Tik Tok Faulted by UK’s ICO and NSPCC for Lack of Child Safety Controls

Tik Tok Faulted by UK’s ICO and NSPCC for Lack of Child Safety Controls

Tik Tok, the leading video-sharing app that enables users to create short videos from their smartphones, and at the same time livestream their videos via Musical. Ly, is now under scrutiny of UK media and child safety watch dogs.

In February this year, the U.S. Federal Trade Commission (FTC), Tik Tok was slapped a fine amounting to $5.7 million (£4.2 million) for collecting personal information of children below 13 years old without securing parental consent.

Yet the UK’s Information Commissioner’ s Office (ICO) is currently investigating Tik Tok beyond the data protection concerns raised by the FTC. The ICO is currently scrutinising the safety controls available on the app’s direct messaging system, in the wake of separate investigations being conducted by the UK’s National Society for the Prevention of Cruelty to Children (NSPCC),

The NSPCC has been receiving reports that young female users of Tik Tok and its Musical.ly website, are regularly receiving intrusive replies to their video posts from individuals they do not know, whom complainants described as “creepy.”.

ICO’s scrutiny of the TIK Tok social media site confirms that its app opens avenues for adults to send private messages to children who do not even know them.

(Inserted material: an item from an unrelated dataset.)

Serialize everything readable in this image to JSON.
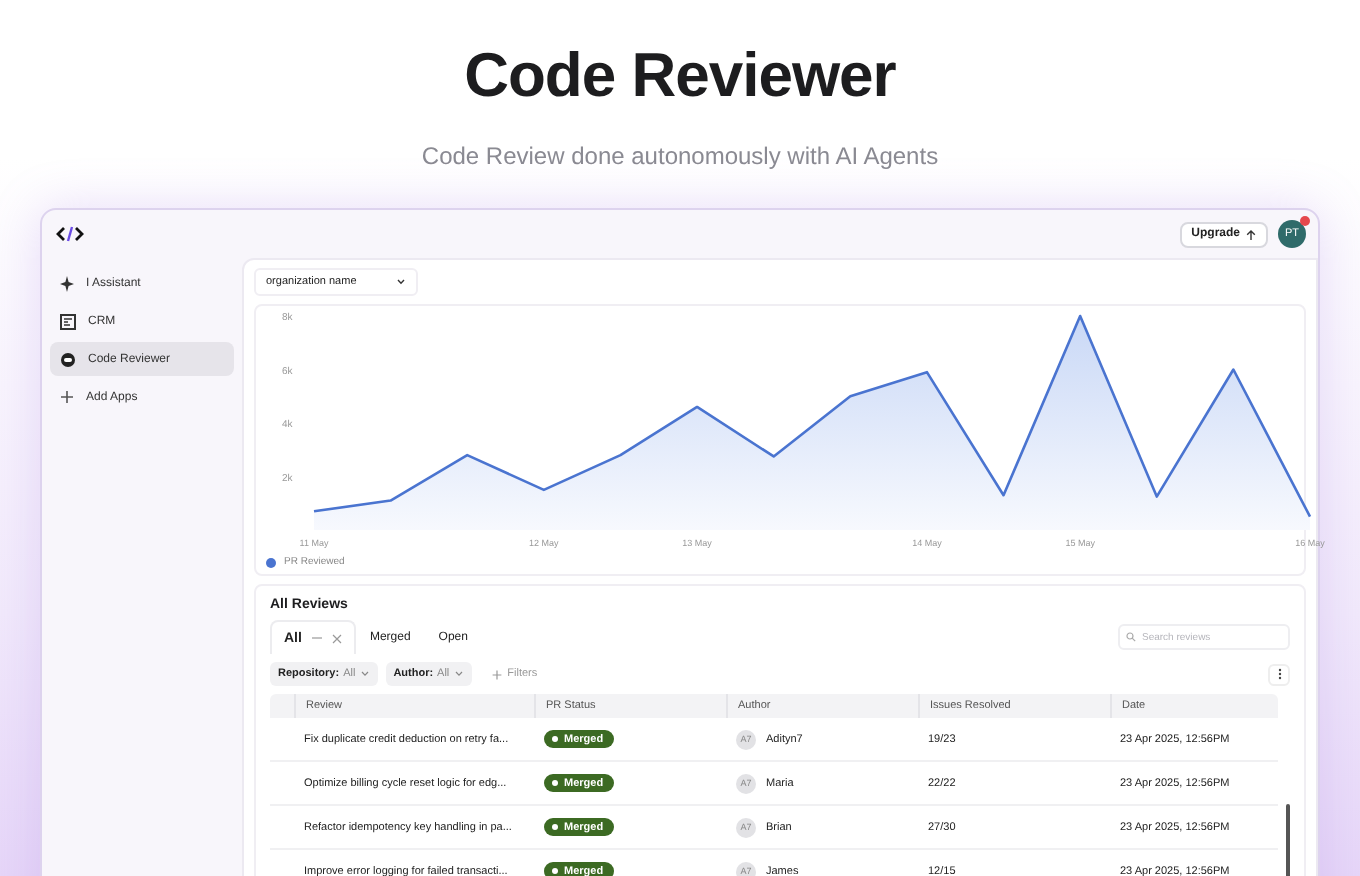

Main Issue about Tik Tok App and Its Musical.ly Social Media Site

ICO’s investigation of Tik Tok’s Musical.ly is that unlike other social media sites, which prioritises and controls feeds according to user’s privacy settings, the site by way of its “For You” feature, regularly sends feeds that practically steer users toward posts of other Tik Tok live streamers. As a result, Tik Tok users who send “creepy” messages continue to find and like more posts of younger girls, streaming similar videos, soundtracks or using similar hashtags.

According to the NSPCC, since they record a daily average of as many a 22 cyber-related sex crimes committed against children, it is quite apparent that sex offenders continue to target children by getting in touch with them through live streaming apps like Tik Tok.

NSPCC’s research found that about 10,000 of every 40,000 children ranging in ages between 7 to 16 years old, have live streamed online with people they do not know or have never met. Of those 10,000 children, one in every 20 who has live streamed online with someone they have never met had received request to take off their clothes, via live streaming.